Aussi en tant qu’élève du professeur Talmid-Hacham Yéhouda Léo Lévy ancien recteur du Machon lev, professeur de Physique, ayant écrit des dizaines d’ouvrage tant sur le talmud ainsi que sur l’optique physique, lui même élève du Rav Outner de l’école de pensée du Rav ChimeChone Réphaël Hirsch, je suis sensible à ce sujet de la Thora et du travail.
Aussi je souhaite nuancer votre cours en rapportant un autre texte du talmud traitant directement de la question avec la fameuse discussion entre rabbi Chimone et Rabbi Ishmaël dans la Guémara Bérahot page (35 🙂 où il ressort que l’idéal juif c’est l’étude de la Thora et que le travail n’est ni une bénédiction ni une malédiction mais une nécessité.
Sur le sujet de notre rapport aux rabbins,
Je souhaite vous rapporter une anecdote illustrant la relation d’un juif avec son Rav (ou Rabbin), de quelqu’un que j’ai vu vivre suivant le principe de תורה עם דרך ארץ, mon maître le professeur Lévi (זצ ל)
On m’a rapporté que lorsque le professeur Leeb s’est adressé au professeur Lévi pour prendre la direction du département d’optique au sein du nouvel établissement, alors que le professeur Levi était en poste à l’école polytechnique de Brooklyn et avait plusieurs autres responsabilités.
Il demanda la permission à son Rabbin!
c’est simplement vertigineux.
Je dois reconnaître que je ne serai pas capable d’en faire autant, et c’est pourtant une attitude que l’on retrouve chez les maîtres du talmud.
La solution vient peut-être du Pirkei Avot: Nous avons la possibilité de choisir notre Rabbin עשה לך רב
שבת שלום
Je vous remercie pour votre message, dont le contenu est profond et bien documenté.

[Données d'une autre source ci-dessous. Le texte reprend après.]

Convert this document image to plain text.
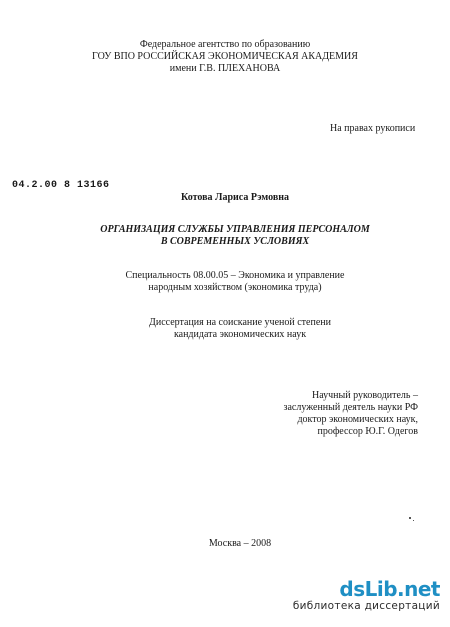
Федеральное агентство по образованию
ГОУ ВПО РОССИЙСКАЯ ЭКОНОМИЧЕСКАЯ АКАДЕМИЯ
имени Г.В. ПЛЕХАНОВА
На правах рукописи
04.2.00 8 13166
Котова Лариса Рэмовна
ОРГАНИЗАЦИЯ СЛУЖБЫ УПРАВЛЕНИЯ ПЕРСОНАЛОМ
В СОВРЕМЕННЫХ УСЛОВИЯХ
Специальность 08.00.05 – Экономика и управление
народным хозяйством (экономика труда)
Диссертация на соискание ученой степени
кандидата экономических наук
Научный руководитель –
заслуженный деятель науки РФ
доктор экономических наук,
профессор Ю.Г. Одегов
Москва – 2008
dsLib.net
библиотека диссертаций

Toutefois, j’ai quelques réserves que j’argumente ci-après.
Berakhot page 35 : premièrement, je n’ai pas dit que le travail était une bénédiction, mais que ce n’était pas une malédiction. La malédiction n’est pas le travail, mais l’échec dans le travail lorsque les choses ne fonctionnent pas. Berakhot 35b ne dit pas que l’idéal juif est l’étude de la Thora et rien d’autre : l’étude de la Thora doit être une activité fixée (קבע) et le reste s’organise autour, et non l’inverse.
La Thora n’aurait pas été la même si Moïse avait dépendu économiquement du peuple, au moins le verset Bamidbar 16:16 : לא חמור אחד מהם נשאתי, “Je ne leur ai rien pris pas même un âne”. Or un dirigeant impartial doit avoir cet argument à disposition.
Quant à consulter son Rav, je crois qu’il est toujours bon de consulter des proches de confiance, surtout pour prendre une décision importante. Je dis consulter, et non prendre la permission. En effet, si son Rabbin lui avait interdit de prendre cette fonction, le Maître aurait dû justifier par un commandement de la Thora cet interdit. Or cet interdit n’existe pas, et il est interdit d’ajouter des interdits (Dévarim 4:2 : לא תוסיף עליו ולא תגרע ממנו)
De façon plus générale, je n’approuve pas ceux qui s’en remettent totalement et sans réserve à leur Rav. Je crois que nous devons vivre et assumer entièrement notre vie, et les grandeurs et les misères de la condition humaine, en chevauchant notre quotidien et en le vivant intensément. Ceci ne nous empêche pas de recueillir l’avis de personnes de confiance et bienveillantes et d’accorder un grand poids à ces avis. Au contraire, c’est la base de la sagesse.
Enfin, je n’ai pas détaillé pendant la séance mais le chapitre 11 de Avot de Rabbi Nathan que nous avons parcouru est très sévère sur les conséquences d’un Rav dépendant économiquement de sa communauté. Très sévère. Mais, encore une fois, je crois que ce texte décrit un idéal, et je ne pense pas que la situation actuelle permette de l’atteindre.
Shavoua tov,
Je souhaite revenir sur votre enseignement qui touche des points tellement fondamentaux (pour notre peuple) qui sont le rabbinat, le pouvoir et le travail.
Une petite introduction sur les enseignements de Pirkei Avot et les personnes à qui ces enseignements sont adressées :
Cela varie d’une michna à l’autre. Tantôt elle s’adresse à une élite (dans le domaine spirituel ou une apprentie élite) soit elle s’adresse de façon plus générale au peuple dans sa globalité.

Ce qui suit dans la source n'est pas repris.